Android One Connects

Data and Device Bundle Sweetens the Deal

Android_One_lGoogle has unveiled Android One devices in India with local manufacturer partners Karbonn, Micromax and Spice. The three handset makers each introduced a device priced at 6,399 rupees ($105). Sales will start online today and in shops next month. Unsurprisingly, the smartphones have nearly identical hardware specifications — an indication of Google’s control over the platform.
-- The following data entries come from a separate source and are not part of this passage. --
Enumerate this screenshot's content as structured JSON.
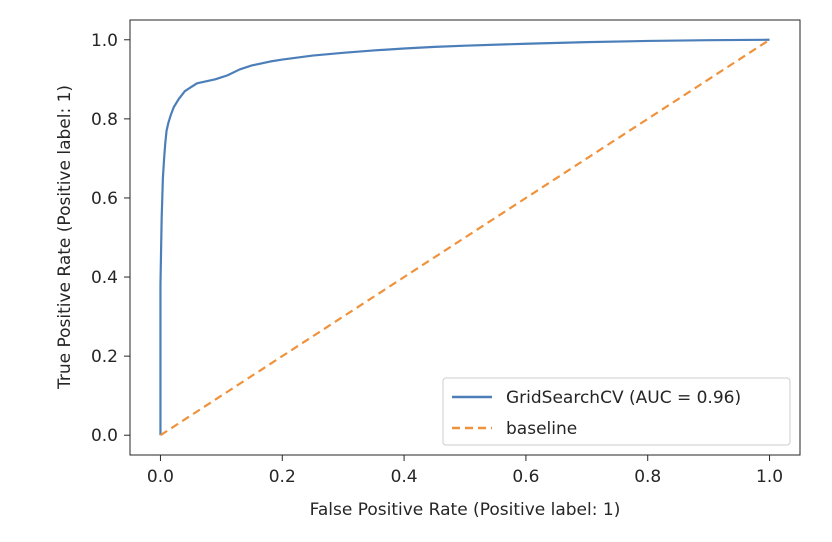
{
  "chart_data": {
    "type": "line",
    "title": "",
    "xlabel": "False Positive Rate (Positive label: 1)",
    "ylabel": "True Positive Rate (Positive label: 1)",
    "xlim": [
      -0.05,
      1.05
    ],
    "ylim": [
      -0.05,
      1.05
    ],
    "xticks": [
      0.0,
      0.2,
      0.4,
      0.6,
      0.8,
      1.0
    ],
    "yticks": [
      0.0,
      0.2,
      0.4,
      0.6,
      0.8,
      1.0
    ],
    "xtick_labels": [
      "0.0",
      "0.2",
      "0.4",
      "0.6",
      "0.8",
      "1.0"
    ],
    "ytick_labels": [
      "0.0",
      "0.2",
      "0.4",
      "0.6",
      "0.8",
      "1.0"
    ],
    "grid": false,
    "legend_position": "lower-right",
    "series": [
      {
        "name": "GridSearchCV (AUC = 0.96)",
        "color": "#4c7fb9",
        "style": "solid",
        "x": [
          0.0,
          0.0,
          0.002,
          0.004,
          0.006,
          0.008,
          0.01,
          0.013,
          0.017,
          0.022,
          0.03,
          0.04,
          0.05,
          0.06,
          0.075,
          0.09,
          0.1,
          0.11,
          0.13,
          0.15,
          0.18,
          0.2,
          0.25,
          0.3,
          0.35,
          0.4,
          0.45,
          0.5,
          0.6,
          0.7,
          0.8,
          0.9,
          1.0
        ],
        "y": [
          0.0,
          0.38,
          0.55,
          0.65,
          0.7,
          0.74,
          0.77,
          0.79,
          0.81,
          0.83,
          0.85,
          0.87,
          0.88,
          0.89,
          0.895,
          0.9,
          0.905,
          0.91,
          0.925,
          0.935,
          0.945,
          0.95,
          0.96,
          0.967,
          0.973,
          0.978,
          0.982,
          0.985,
          0.99,
          0.994,
          0.997,
          0.999,
          1.0
        ]
      },
      {
        "name": "baseline",
        "color": "#f0923b",
        "style": "dashed",
        "x": [
          0.0,
          1.0
        ],
        "y": [
          0.0,
          1.0
        ]
      }
    ]
  }
}
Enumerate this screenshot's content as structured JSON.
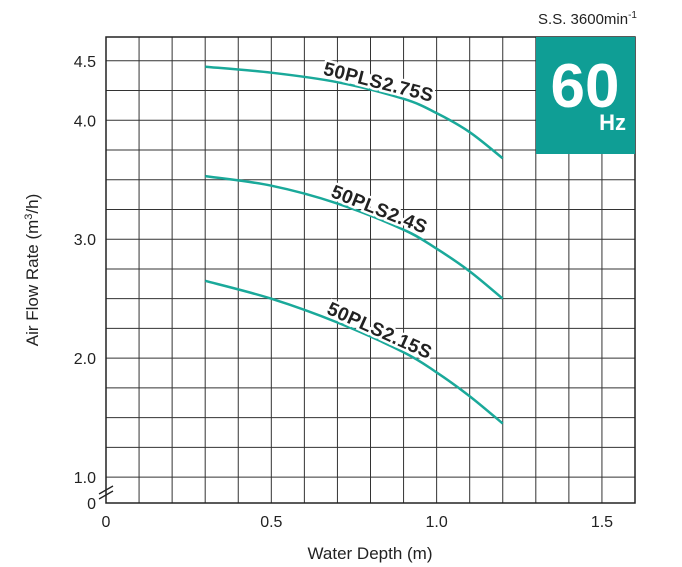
{
  "chart_data": {
    "type": "line",
    "speed_label": "S.S. 3600min",
    "speed_unit_exp": "-1",
    "badge": {
      "value": "60",
      "unit": "Hz",
      "color": "#0f9e95"
    },
    "xlabel": "Water Depth (m)",
    "ylabel_main": "Air Flow Rate (m",
    "ylabel_sup": "3",
    "ylabel_end": "/h)",
    "xlim": [
      0,
      1.6
    ],
    "ylim_broken": [
      0.9,
      4.7
    ],
    "x_ticks": [
      {
        "value": 0,
        "label": "0"
      },
      {
        "value": 0.5,
        "label": "0.5"
      },
      {
        "value": 1.0,
        "label": "1.0"
      },
      {
        "value": 1.5,
        "label": "1.5"
      }
    ],
    "y_ticks": [
      {
        "value": 4.5,
        "label": "4.5"
      },
      {
        "value": 4.0,
        "label": "4.0"
      },
      {
        "value": 3.0,
        "label": "3.0"
      },
      {
        "value": 2.0,
        "label": "2.0"
      },
      {
        "value": 1.0,
        "label": "1.0"
      }
    ],
    "y_zero_label": "0",
    "grid": true,
    "line_color": "#1aa99a",
    "series": [
      {
        "name": "50PLS2.75S",
        "x": [
          0.3,
          0.5,
          0.7,
          0.9,
          1.0,
          1.1,
          1.2
        ],
        "y": [
          4.45,
          4.4,
          4.32,
          4.18,
          4.06,
          3.9,
          3.68
        ]
      },
      {
        "name": "50PLS2.4S",
        "x": [
          0.3,
          0.5,
          0.7,
          0.9,
          1.0,
          1.1,
          1.2
        ],
        "y": [
          3.53,
          3.45,
          3.3,
          3.08,
          2.92,
          2.73,
          2.5
        ]
      },
      {
        "name": "50PLS2.15S",
        "x": [
          0.3,
          0.5,
          0.7,
          0.9,
          1.0,
          1.1,
          1.2
        ],
        "y": [
          2.65,
          2.5,
          2.3,
          2.05,
          1.88,
          1.68,
          1.45
        ]
      }
    ]
  }
}
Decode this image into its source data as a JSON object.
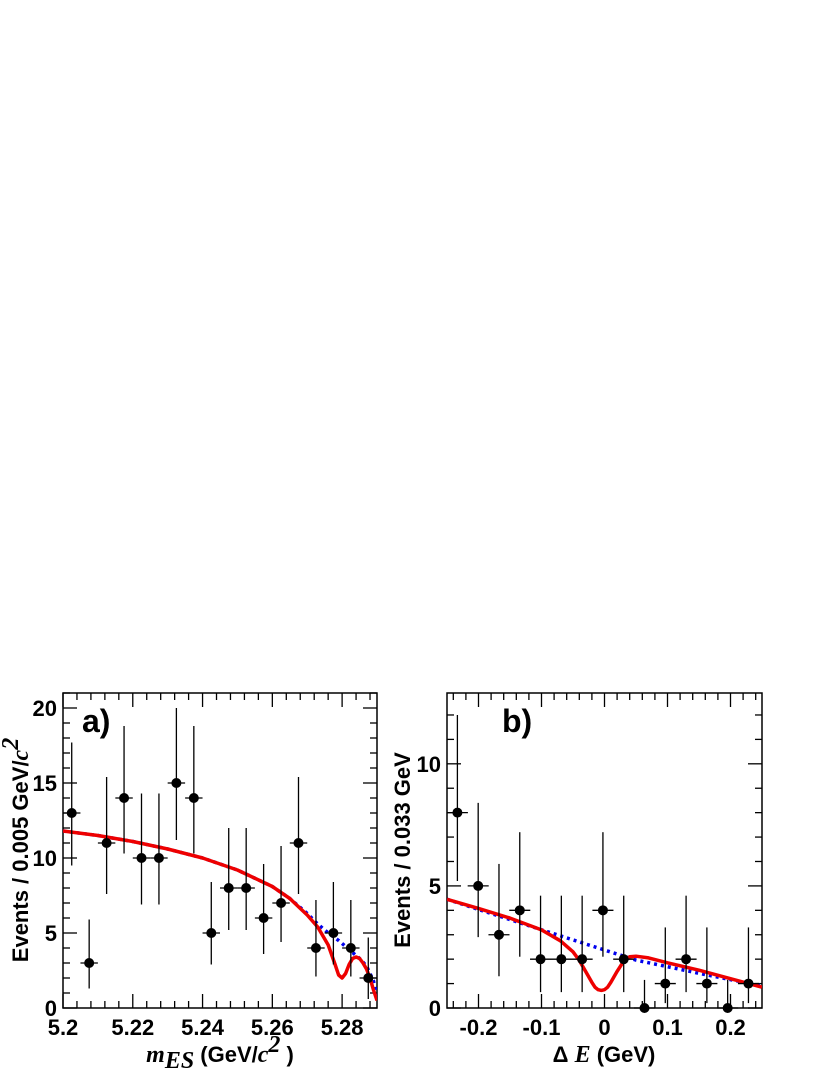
{
  "chart_data": [
    {
      "type": "scatter",
      "panel_label": "a)",
      "xlabel": {
        "var": "m",
        "sub": "ES",
        "unit_pre": " (GeV/",
        "unit_c": "c",
        "unit_sup": "2",
        "unit_post": " )"
      },
      "ylabel": {
        "pre": "Events / 0.005 GeV/",
        "c": "c",
        "sup": "2"
      },
      "xlim": [
        5.2,
        5.29
      ],
      "ylim": [
        0,
        21
      ],
      "xticks": [
        5.2,
        5.22,
        5.24,
        5.26,
        5.28
      ],
      "xtick_labels": [
        "5.2",
        "5.22",
        "5.24",
        "5.26",
        "5.28"
      ],
      "yticks": [
        0,
        5,
        10,
        15,
        20
      ],
      "ytick_labels": [
        "0",
        "5",
        "10",
        "15",
        "20"
      ],
      "bin_halfwidth": 0.0025,
      "points": [
        {
          "x": 5.2025,
          "y": 13,
          "lo": 9.5,
          "hi": 17.7
        },
        {
          "x": 5.2075,
          "y": 3,
          "lo": 1.3,
          "hi": 5.9
        },
        {
          "x": 5.2125,
          "y": 11,
          "lo": 7.6,
          "hi": 15.4
        },
        {
          "x": 5.2175,
          "y": 14,
          "lo": 10.3,
          "hi": 18.8
        },
        {
          "x": 5.2225,
          "y": 10,
          "lo": 6.9,
          "hi": 14.3
        },
        {
          "x": 5.2275,
          "y": 10,
          "lo": 6.9,
          "hi": 14.3
        },
        {
          "x": 5.2325,
          "y": 15,
          "lo": 11.2,
          "hi": 20.0
        },
        {
          "x": 5.2375,
          "y": 14,
          "lo": 10.3,
          "hi": 18.8
        },
        {
          "x": 5.2425,
          "y": 5,
          "lo": 2.9,
          "hi": 8.4
        },
        {
          "x": 5.2475,
          "y": 8,
          "lo": 5.2,
          "hi": 12.0
        },
        {
          "x": 5.2525,
          "y": 8,
          "lo": 5.2,
          "hi": 12.0
        },
        {
          "x": 5.2575,
          "y": 6,
          "lo": 3.6,
          "hi": 9.6
        },
        {
          "x": 5.2625,
          "y": 7,
          "lo": 4.4,
          "hi": 10.8
        },
        {
          "x": 5.2675,
          "y": 11,
          "lo": 7.6,
          "hi": 15.4
        },
        {
          "x": 5.2725,
          "y": 4,
          "lo": 2.1,
          "hi": 7.2
        },
        {
          "x": 5.2775,
          "y": 5,
          "lo": 2.9,
          "hi": 8.4
        },
        {
          "x": 5.2825,
          "y": 4,
          "lo": 2.1,
          "hi": 7.2
        },
        {
          "x": 5.2875,
          "y": 2,
          "lo": 0.6,
          "hi": 4.7
        }
      ],
      "series": [
        {
          "style": "dotted",
          "color": "#0000ee",
          "x": [
            5.2,
            5.21,
            5.22,
            5.23,
            5.24,
            5.25,
            5.26,
            5.265,
            5.27,
            5.273,
            5.276,
            5.279,
            5.282,
            5.285,
            5.287,
            5.289,
            5.29
          ],
          "y": [
            11.8,
            11.5,
            11.1,
            10.6,
            10.0,
            9.2,
            8.1,
            7.3,
            6.3,
            5.6,
            5.0,
            4.5,
            3.9,
            3.3,
            2.8,
            1.8,
            0.8
          ]
        },
        {
          "style": "solid",
          "color": "#ee0000",
          "x": [
            5.2,
            5.21,
            5.22,
            5.23,
            5.24,
            5.25,
            5.26,
            5.265,
            5.27,
            5.273,
            5.276,
            5.278,
            5.279,
            5.28,
            5.281,
            5.282,
            5.283,
            5.284,
            5.285,
            5.286,
            5.287,
            5.288,
            5.289,
            5.29
          ],
          "y": [
            11.8,
            11.5,
            11.1,
            10.6,
            10.0,
            9.2,
            8.1,
            7.3,
            6.2,
            5.4,
            4.2,
            2.9,
            2.2,
            2.0,
            2.3,
            2.9,
            3.3,
            3.4,
            3.3,
            3.0,
            2.6,
            2.0,
            1.2,
            0.5
          ]
        }
      ]
    },
    {
      "type": "scatter",
      "panel_label": "b)",
      "xlabel": {
        "pre": "Δ ",
        "var": "E",
        "unit": " (GeV)"
      },
      "ylabel": {
        "pre": "Events / 0.033 GeV"
      },
      "xlim": [
        -0.25,
        0.25
      ],
      "ylim": [
        0,
        12.9
      ],
      "xticks": [
        -0.2,
        -0.1,
        0,
        0.1,
        0.2
      ],
      "xtick_labels": [
        "-0.2",
        "-0.1",
        "0",
        "0.1",
        "0.2"
      ],
      "yticks": [
        0,
        5,
        10
      ],
      "ytick_labels": [
        "0",
        "5",
        "10"
      ],
      "bin_halfwidth": 0.0167,
      "points": [
        {
          "x": -0.2335,
          "y": 8,
          "lo": 5.2,
          "hi": 12.0
        },
        {
          "x": -0.2005,
          "y": 5,
          "lo": 2.9,
          "hi": 8.4
        },
        {
          "x": -0.1675,
          "y": 3,
          "lo": 1.3,
          "hi": 5.9
        },
        {
          "x": -0.1345,
          "y": 4,
          "lo": 2.1,
          "hi": 7.2
        },
        {
          "x": -0.1015,
          "y": 2,
          "lo": 0.65,
          "hi": 4.6
        },
        {
          "x": -0.0685,
          "y": 2,
          "lo": 0.65,
          "hi": 4.6
        },
        {
          "x": -0.0355,
          "y": 2,
          "lo": 0.65,
          "hi": 4.6
        },
        {
          "x": -0.0025,
          "y": 4,
          "lo": 2.1,
          "hi": 7.2
        },
        {
          "x": 0.0305,
          "y": 2,
          "lo": 0.65,
          "hi": 4.6
        },
        {
          "x": 0.0635,
          "y": 0,
          "lo": 0,
          "hi": 1.15
        },
        {
          "x": 0.0965,
          "y": 1,
          "lo": 0.2,
          "hi": 3.3
        },
        {
          "x": 0.1295,
          "y": 2,
          "lo": 0.65,
          "hi": 4.6
        },
        {
          "x": 0.1625,
          "y": 1,
          "lo": 0.2,
          "hi": 3.3
        },
        {
          "x": 0.1955,
          "y": 0,
          "lo": 0,
          "hi": 1.15
        },
        {
          "x": 0.2285,
          "y": 1,
          "lo": 0.2,
          "hi": 3.3
        }
      ],
      "series": [
        {
          "style": "dotted",
          "color": "#0000ee",
          "x": [
            -0.25,
            -0.15,
            -0.05,
            0.05,
            0.15,
            0.25
          ],
          "y": [
            4.45,
            3.62,
            2.79,
            1.96,
            1.42,
            0.9
          ]
        },
        {
          "style": "solid",
          "color": "#ee0000",
          "x": [
            -0.25,
            -0.2,
            -0.15,
            -0.1,
            -0.07,
            -0.05,
            -0.04,
            -0.03,
            -0.02,
            -0.015,
            -0.01,
            -0.005,
            0,
            0.005,
            0.01,
            0.02,
            0.03,
            0.04,
            0.05,
            0.07,
            0.1,
            0.15,
            0.2,
            0.25
          ],
          "y": [
            4.45,
            4.08,
            3.68,
            3.2,
            2.75,
            2.3,
            1.95,
            1.5,
            1.05,
            0.85,
            0.75,
            0.72,
            0.75,
            0.85,
            1.05,
            1.5,
            1.9,
            2.1,
            2.12,
            2.05,
            1.85,
            1.55,
            1.2,
            0.85
          ]
        }
      ]
    }
  ]
}
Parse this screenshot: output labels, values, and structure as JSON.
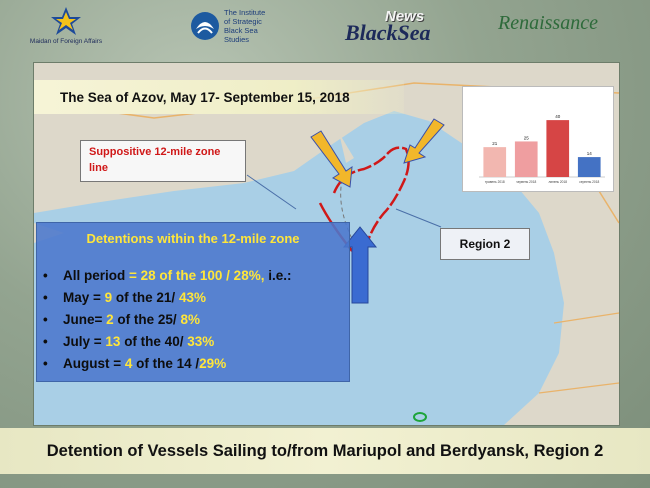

Each of the phones is has dual-SIM support, an FM radio, a 4.5-inch screen, a 1.3GHz quad-core MediaTek processor, a five-megapixel main camera, a two-megapixel front-facing camera, 1GB of RAM, 4GB of on-board storage and a microSD slot. They support 3G, GPRS/EDGE, Wi-Fi and Bluetooth, and pre-installed apps include Gmail, Google Maps, Google Search, Google Translate and YouTube. Google also announced additional Android One partnerships with Acer, Alcatel OneTouch, Asus, HTC, Intex, Lenovo, Panasonic and Xolo as the platform is driven across other developing markets.

Google’s partnership with Indian operator Airtel is noteworthy: Android One users with an Airtel SIM card will get free over-the-air updates for the device as well as 200MB of app downloads from Google Play per month for an initial six-month period. Google is also introducing a feature that supports offline storage and playback of YouTube videos (saving on subscriber data costs) and improved data compression in the platform’s browser.

Google’s goal to reduce Android fragmentation and drive down costs should work to introduce more users to Google services. This will act a further challenge to competing platform vendors like Microsoft. Google is calling the new Android One-based smartphones “true computing devices”. The low level of fixed Internet connectivity in India means there’s significantly less multi-device ownership in the region than in developed markets, so Google’s proclamation that Android One will act as a computing platform for the next billion isn’t hyperbole.